How many seconds does the car need from 0 to 200 km/h? -> 12.4 sec.
It’s all a matter of perspective... some people are unaffected by noise, don’t notice much and might even have poor hearing anyway. Others hear perfectly well and are used to quiet.


I agree with you 100% on that too.
Possibly a developer might exclude a material for exactly this reason—or maybe not.

In my thesis, it would indeed make a difference which wall you use, but the difference is much greater if a very poorly insulating window is installed in that wall. The better the window insulates, the more important a better insulating wall becomes. I find that logically comprehensible as well.

Currently, I can only guess and derive from my not! well-founded knowledge: Standard window -> thicker wall brings only about 1 dB, significantly better sound insulation for the window -> better sound-insulating wall can already have some effect.

Therefore: I would find well-founded professional statements or calculations very helpful so that a builder can decide which wall and which windows they want or need to install.
 

11ant

2020-06-15 13:07:54
  • #4
A constructiondeveloper is only the contractor who sells you a bundle of house and land. My father lived in a aerated concrete house almost forty years ago, back then a wall thickness of 25 cm was considered modern. I slept there like a log, the house was located at a busy intersection. In my office directly above the workshop - also made of aerated concrete - noise was also not a problem. The myth of aerated concrete as supposedly a noise-attracting building material I have only known since I started browsing construction forums. Strange, isn’t it? – I was not deaf then nor am I now. But what is on the internet must be true.
 

T_im_Norden

2020-06-15 13:12:35
  • #5
If noise protection is so important to you, define it as a requirement for your executing company.
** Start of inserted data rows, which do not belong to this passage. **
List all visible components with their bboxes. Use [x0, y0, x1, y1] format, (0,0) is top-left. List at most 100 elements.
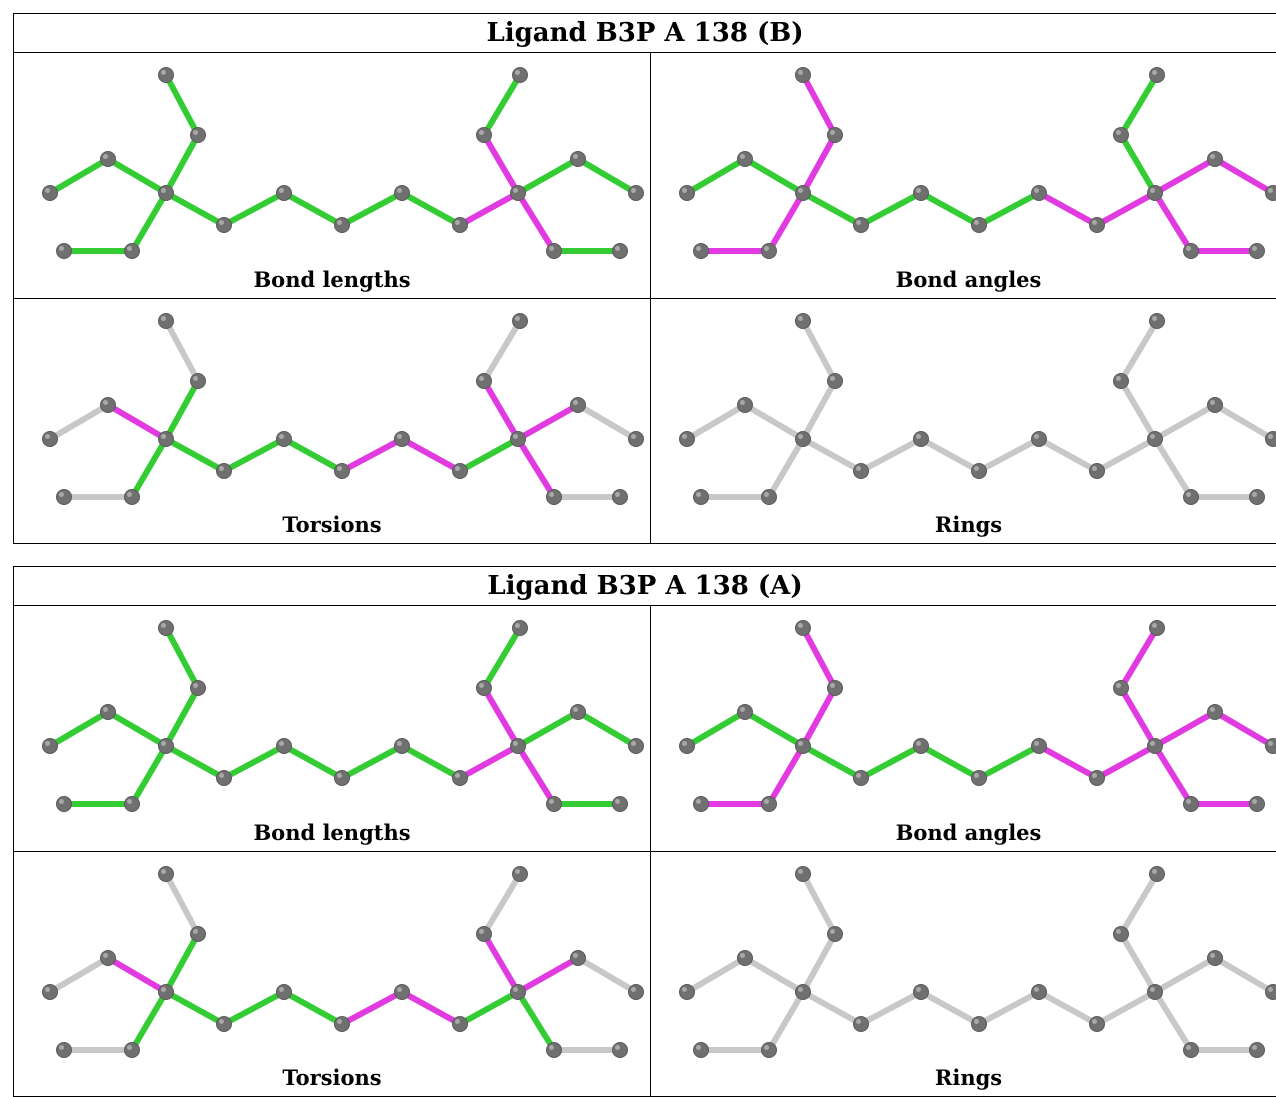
atom-highlight [1186, 492, 1191, 497]
bond [132, 193, 166, 251]
bond [224, 992, 284, 1024]
atom [796, 186, 811, 201]
bond [342, 193, 402, 225]
bond [921, 439, 979, 471]
bond [1155, 439, 1191, 497]
atom-highlight [615, 246, 620, 251]
bond [50, 958, 108, 992]
atom [57, 797, 72, 812]
atom [1184, 244, 1199, 259]
atom [571, 152, 586, 167]
bond [132, 746, 166, 804]
bond [1155, 193, 1191, 251]
panel-caption: Bond angles [651, 821, 1276, 845]
atom-highlight [1150, 434, 1155, 439]
atom [277, 985, 292, 1000]
atom-highlight [1152, 869, 1157, 874]
bond [166, 992, 224, 1024]
bond [108, 958, 166, 992]
atom [277, 432, 292, 447]
atom [694, 797, 709, 812]
atom-highlight [127, 492, 132, 497]
atom-highlight [798, 987, 803, 992]
atom-highlight [59, 492, 64, 497]
atom [1208, 951, 1223, 966]
atom [738, 951, 753, 966]
bond [402, 746, 460, 778]
block-title: Ligand B3P A 138 (B) [14, 14, 1276, 53]
atom [511, 186, 526, 201]
atom-highlight [916, 434, 921, 439]
atom-highlight [1092, 466, 1097, 471]
bond [518, 405, 578, 439]
atom-highlight [830, 130, 835, 135]
atom [1114, 374, 1129, 389]
atom-highlight [455, 466, 460, 471]
atom [1148, 186, 1163, 201]
atom [57, 490, 72, 505]
atom [914, 739, 929, 754]
atom-highlight [397, 741, 402, 746]
atom [613, 1043, 628, 1058]
atom-highlight [798, 188, 803, 193]
bond [50, 405, 108, 439]
bond [1121, 874, 1157, 934]
atom-highlight [337, 220, 342, 225]
atom [694, 490, 709, 505]
bond [1155, 712, 1215, 746]
atom [547, 244, 562, 259]
bond [803, 934, 835, 992]
atom [854, 218, 869, 233]
bond [979, 193, 1039, 225]
atom [1150, 314, 1165, 329]
bond [1121, 934, 1155, 992]
atom-highlight [1252, 492, 1257, 497]
atom-highlight [161, 987, 166, 992]
atom [613, 490, 628, 505]
atom [629, 186, 644, 201]
atom [1250, 490, 1265, 505]
atom-highlight [479, 683, 484, 688]
bond [1215, 958, 1273, 992]
atom-highlight [1210, 400, 1215, 405]
atom [738, 705, 753, 720]
atom-highlight [798, 316, 803, 321]
bond [484, 321, 520, 381]
atom [629, 739, 644, 754]
atom [547, 1043, 562, 1058]
atom [191, 374, 206, 389]
atom-highlight [1150, 188, 1155, 193]
atom-highlight [45, 434, 50, 439]
molecule-diagram [651, 606, 1276, 816]
atom-highlight [1252, 799, 1257, 804]
bond [1155, 746, 1191, 804]
bond [578, 712, 636, 746]
bond [166, 75, 198, 135]
bond [1097, 746, 1155, 778]
atom [125, 1043, 140, 1058]
atom [477, 681, 492, 696]
bond [803, 439, 861, 471]
bond [402, 439, 460, 471]
atom-highlight [764, 492, 769, 497]
atom-highlight [397, 434, 402, 439]
atom [1184, 1043, 1199, 1058]
atom-highlight [455, 1019, 460, 1024]
atom [1032, 432, 1047, 447]
atom-highlight [916, 987, 921, 992]
atom [972, 771, 987, 786]
bond [224, 746, 284, 778]
atom [1114, 681, 1129, 696]
atom-highlight [916, 188, 921, 193]
atom-highlight [193, 130, 198, 135]
atom-highlight [515, 869, 520, 874]
atom [854, 1017, 869, 1032]
atom-highlight [161, 741, 166, 746]
atom-highlight [219, 773, 224, 778]
atom-highlight [279, 188, 284, 193]
atom-highlight [974, 1019, 979, 1024]
bond [803, 992, 861, 1024]
molecule-diagram [651, 852, 1276, 1062]
atom-highlight [45, 741, 50, 746]
atom-highlight [1034, 741, 1039, 746]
You might possibly find someone who agrees to that.

Otherwise, it won't help you much if you have selected the components according to DB values and then no attention is paid during construction.

A noise bridge that is overlooked will ruin your concept again.
 

Teemoe86

2020-06-15 13:35:50
  • #6
Why do you assume something like that? So far, I have had a nice and good opinion about your posts. The fact is that aerated concrete alone insulates sound worse than other types of construction. How bad or good and what difference it makes – that is exactly what this is about, whether better sound-insulating walls make sense or not and under which aspects one notices the difference. Your statement, where you lived with 25 cm aerated concrete... all fine and good... I can only explain again that everyone has a different perception. Some say "oh how nice and warm" and at the same time I say "oh way too hot, I'm sweating like crazy." Do you want to stand there and firmly claim that one of the two statements is right and the other is wrong? I don’t believe so... your posts that I have read in the forum haven’t seemed that rigid so far. Yep, certainly. The best insulation is useless if the door is open. When everything is closed, you can notice and/or measure the difference. For me personally, I estimate that the 30 cm aerated concrete wall is sufficient. I am not moving to a main street/country road/federal road/highway/flight path, so somewhat better sound-insulated windows will be enough. For others, however, it can definitely be good to know that possibly (attention, currently a pure hypothesis) the wall can also become decisive, depending on which windows they want to use for soundproofing.